The Thomas Megher [/'MARH/] Bar is where Ireland meets the wild west

Who is Thomas Meagher?

T

homas Francis Meagher [/'marh/] was born in Waterford, Ireland in 1823, and as a youth, joined the radical Young Ireland movement, which defied the occupying British forces.

In 1848, Meagher became a delegate for the Young Irelanders, and helped incite a rebellion known as "The Battle of Widow McCormzack's Cabbage Patch."  However, since food and weapons were scarce, and Irish stones were no match for British rifles.  The uprising was short lived, and the queen of England sentenced all instigators to death.

After the first execution, the Queen revised punishment, and banished remaining inciters to life in prison on an island outside of Australia.  Island guards could not hold Meagher, and in 1852 he escaped in a rowboat, spending four days at sea, until an American whaling ship crossed his path and took him to San Francisco.

Meagher then moved to New York, became a lawyer, popular speaker, and the founder of various newspapers before joining the Union in the Civil War, where he rose to the rank of Brigadier General.  He then recruited Irish immigrants for the Fighting 69th Irish Brigade, and marched under a green flag embroidered with the words: "Erin go Bragh" ("Ireland Forever").

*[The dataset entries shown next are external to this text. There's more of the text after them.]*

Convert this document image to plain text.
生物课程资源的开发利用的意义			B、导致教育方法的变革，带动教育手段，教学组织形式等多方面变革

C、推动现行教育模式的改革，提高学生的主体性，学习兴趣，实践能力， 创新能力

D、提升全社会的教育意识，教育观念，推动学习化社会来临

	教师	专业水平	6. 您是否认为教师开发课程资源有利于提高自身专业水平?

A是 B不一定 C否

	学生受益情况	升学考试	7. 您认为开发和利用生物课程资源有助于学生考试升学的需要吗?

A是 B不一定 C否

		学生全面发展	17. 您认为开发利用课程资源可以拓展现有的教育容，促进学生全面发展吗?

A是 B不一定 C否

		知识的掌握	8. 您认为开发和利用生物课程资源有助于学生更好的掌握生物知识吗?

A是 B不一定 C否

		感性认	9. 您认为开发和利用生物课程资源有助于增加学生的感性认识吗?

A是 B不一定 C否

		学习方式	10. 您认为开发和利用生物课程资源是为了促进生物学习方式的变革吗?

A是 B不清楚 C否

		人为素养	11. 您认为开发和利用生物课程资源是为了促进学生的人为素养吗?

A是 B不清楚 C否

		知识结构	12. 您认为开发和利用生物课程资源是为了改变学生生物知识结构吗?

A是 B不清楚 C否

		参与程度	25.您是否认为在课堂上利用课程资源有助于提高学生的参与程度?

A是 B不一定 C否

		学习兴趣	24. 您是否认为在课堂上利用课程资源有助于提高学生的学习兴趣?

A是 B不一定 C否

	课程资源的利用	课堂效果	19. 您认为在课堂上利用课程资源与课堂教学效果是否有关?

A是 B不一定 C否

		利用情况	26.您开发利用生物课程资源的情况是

A few months after war's end, Meagher was appointed Acting Governor of the Montana Territory.  Finally, in the summer of 1867, after repeatedly beating the odds, Thomas Meagher reportedly fell off a riverboat and drowned in the Missouri River at the age of 44; though his body was never found!

A statue of Thomas Meagher charging on horseback currently stands before the Montana State Capitol building in Helena.  His brief life as revolutionary, orator, patriot, convict, journalist, explorer, soldier and politician can only be summed up as "Irish Pride, personified."

Erin go Bragh! And welcome to Thomas Meagher's!